For the last decade, the main concern of researchers in this field was to develop an FFT algorithm in which the number of required operations is minimized. Recent findings have shown that the number of multiplications required to compute the DFT of a sequence may be considerably reduced by using one of the FFT algorithms, and interest has arisen both in finding applications for this powerful transform and for considering various FFT software and hardware implementations. As a result, different pre- and post-processing techniques have been developed to further reduce the computational costs when the input sequence is known to satisfy some a priori conditions.
For instance, if the input sequence is real, the DFT may be computed using a half-complex input DFT. One of the bottlenecks in most applications, where high performance is required, is the FFT/IFFT processor. If the 2n or 4n restriction on the transform length is a problem, the solution is to design a radix-r butterfly processing element (PE) comprising butterflies (or engines) with identical structures that could be implemented in parallel in order to reduce the complexity of the PE and to decrease the processing time.
Each of these proposed algorithms has its own characteristic advantages and disadvantages. However, they all have two common problems, which are the communication load and the computational reduction. It is not unusual to find numerous algorithms to complete a given DFT task. Accordingly, finding the best algorithm is a crucial engineering problem for the real time signals' analysis.
It has been shown that the butterfly computation relies on three major parameters: input data, output data and a twiddle factor. In order to control the data flow, numerous architectures for the dedicated FFT processor implementation have been proposed and developed. Some of the more common architectures are described briefly herein.
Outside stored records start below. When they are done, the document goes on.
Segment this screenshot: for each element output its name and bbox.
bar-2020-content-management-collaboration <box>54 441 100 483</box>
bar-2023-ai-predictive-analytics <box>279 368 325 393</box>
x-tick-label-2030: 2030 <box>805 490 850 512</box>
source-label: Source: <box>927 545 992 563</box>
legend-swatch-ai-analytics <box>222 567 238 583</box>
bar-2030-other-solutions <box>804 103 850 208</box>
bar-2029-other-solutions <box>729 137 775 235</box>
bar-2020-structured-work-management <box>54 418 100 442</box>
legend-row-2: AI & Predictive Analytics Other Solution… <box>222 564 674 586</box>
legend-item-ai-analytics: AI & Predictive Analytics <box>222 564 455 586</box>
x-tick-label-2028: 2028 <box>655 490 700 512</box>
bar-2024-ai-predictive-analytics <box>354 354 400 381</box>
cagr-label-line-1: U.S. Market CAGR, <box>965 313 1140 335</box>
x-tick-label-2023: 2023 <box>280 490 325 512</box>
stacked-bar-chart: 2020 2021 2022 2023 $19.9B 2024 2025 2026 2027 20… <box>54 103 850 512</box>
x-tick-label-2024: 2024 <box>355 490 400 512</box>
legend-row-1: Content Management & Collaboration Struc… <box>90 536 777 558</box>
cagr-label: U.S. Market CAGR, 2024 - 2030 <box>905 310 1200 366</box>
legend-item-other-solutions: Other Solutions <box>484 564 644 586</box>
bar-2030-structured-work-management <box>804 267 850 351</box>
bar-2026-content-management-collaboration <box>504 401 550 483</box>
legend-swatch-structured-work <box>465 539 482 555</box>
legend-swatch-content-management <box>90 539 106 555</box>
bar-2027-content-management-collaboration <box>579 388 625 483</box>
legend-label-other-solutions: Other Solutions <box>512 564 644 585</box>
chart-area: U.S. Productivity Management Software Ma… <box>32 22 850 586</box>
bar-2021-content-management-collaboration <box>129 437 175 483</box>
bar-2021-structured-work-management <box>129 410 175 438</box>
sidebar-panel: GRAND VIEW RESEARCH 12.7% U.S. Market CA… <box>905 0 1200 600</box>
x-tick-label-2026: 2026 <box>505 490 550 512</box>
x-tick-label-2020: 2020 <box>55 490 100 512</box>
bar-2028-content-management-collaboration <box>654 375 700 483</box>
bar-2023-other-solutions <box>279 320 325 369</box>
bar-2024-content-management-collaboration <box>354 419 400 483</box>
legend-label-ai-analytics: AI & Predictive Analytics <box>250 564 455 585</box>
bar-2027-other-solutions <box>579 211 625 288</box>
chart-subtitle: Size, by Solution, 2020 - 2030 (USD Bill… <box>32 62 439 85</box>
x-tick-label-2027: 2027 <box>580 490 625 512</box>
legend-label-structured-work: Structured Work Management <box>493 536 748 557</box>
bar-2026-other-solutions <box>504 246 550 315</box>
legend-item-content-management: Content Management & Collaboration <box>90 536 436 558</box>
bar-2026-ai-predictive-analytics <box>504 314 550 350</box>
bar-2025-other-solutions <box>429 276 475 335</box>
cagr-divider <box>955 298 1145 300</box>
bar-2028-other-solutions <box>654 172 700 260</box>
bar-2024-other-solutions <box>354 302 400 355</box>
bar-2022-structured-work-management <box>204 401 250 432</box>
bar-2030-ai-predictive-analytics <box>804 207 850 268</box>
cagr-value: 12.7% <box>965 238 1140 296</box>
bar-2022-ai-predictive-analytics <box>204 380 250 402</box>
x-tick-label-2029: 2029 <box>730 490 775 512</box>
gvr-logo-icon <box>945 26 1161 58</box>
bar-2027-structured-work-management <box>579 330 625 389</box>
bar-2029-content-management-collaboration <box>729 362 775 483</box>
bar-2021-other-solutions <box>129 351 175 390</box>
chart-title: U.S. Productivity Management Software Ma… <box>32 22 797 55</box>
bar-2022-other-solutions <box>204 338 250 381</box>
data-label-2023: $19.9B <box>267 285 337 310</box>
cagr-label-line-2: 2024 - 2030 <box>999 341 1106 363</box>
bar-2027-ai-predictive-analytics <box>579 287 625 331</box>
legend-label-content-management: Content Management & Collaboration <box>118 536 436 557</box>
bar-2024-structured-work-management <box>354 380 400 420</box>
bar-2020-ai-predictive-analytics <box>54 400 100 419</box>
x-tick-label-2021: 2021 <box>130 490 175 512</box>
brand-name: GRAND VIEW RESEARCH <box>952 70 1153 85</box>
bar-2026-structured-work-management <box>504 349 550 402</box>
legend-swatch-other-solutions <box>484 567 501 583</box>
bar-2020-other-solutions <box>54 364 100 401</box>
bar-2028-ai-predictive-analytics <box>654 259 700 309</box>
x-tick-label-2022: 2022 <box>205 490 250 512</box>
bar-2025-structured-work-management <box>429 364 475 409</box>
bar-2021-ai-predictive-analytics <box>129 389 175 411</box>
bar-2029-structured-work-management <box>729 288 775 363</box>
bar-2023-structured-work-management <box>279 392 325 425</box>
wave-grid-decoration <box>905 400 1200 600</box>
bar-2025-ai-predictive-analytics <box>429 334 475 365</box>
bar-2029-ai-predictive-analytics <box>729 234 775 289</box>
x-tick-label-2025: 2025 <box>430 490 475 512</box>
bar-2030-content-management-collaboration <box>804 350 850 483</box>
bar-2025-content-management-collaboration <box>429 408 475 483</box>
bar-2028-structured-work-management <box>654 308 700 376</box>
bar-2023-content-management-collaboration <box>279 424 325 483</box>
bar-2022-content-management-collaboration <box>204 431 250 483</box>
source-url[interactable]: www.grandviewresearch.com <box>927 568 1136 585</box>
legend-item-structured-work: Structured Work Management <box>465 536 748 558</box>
The description is limited to architectures for implementation of the fixed and mixed radix common factor FFT algorithms.
Array Architecture
The array architecture is an isomorphic mapping of the FFT signal flow graph (SFG) with one dedicated processing element for each butterfly in the SFG. This architecture requires (N/r)×logrN processing elements and the area requirements increase quickly with N. Thus, most implementations are limited to N=8 or 16. FIGS. 5 and 6 show examples of the array architecture.
A problem with this architecture, in addition to the high area requirement, is that the input data are sequential and the output data are generated in parallel, leading to a low utilization of the processing elements (PEs). This problem can be overcome by supplying the inputs with N parallel data frames at the same time, skewed one clock cycle with respect to each other. This increases the utilization of the PEs to 100%.
Column Architecture
FIG. 7 is an example of the column architecture. In the column architecture, all the stages in the FFT SFG are collapsed into one column of N/r PEs. Assuming that a PE performs a butterfly operation in one clock cycle, the column of PEs computes one stage of the FFT at each one clock cycle and the entire FFT is computed in logrN clock cycles. To simplify the switch network, a constant geometry version of the algorithm has been used in the architecture of FIG. 7. The data shuffling between the stages are identical compared to FIG. 9.
The significant advantage of such an implementation is that the number of PEs is substantially reduced as compared to the array architecture. It has been argued that the area requirement is still high for large N with an increasing complexity in the switching network structure, which is true if implemented on lower radices FFT architecture.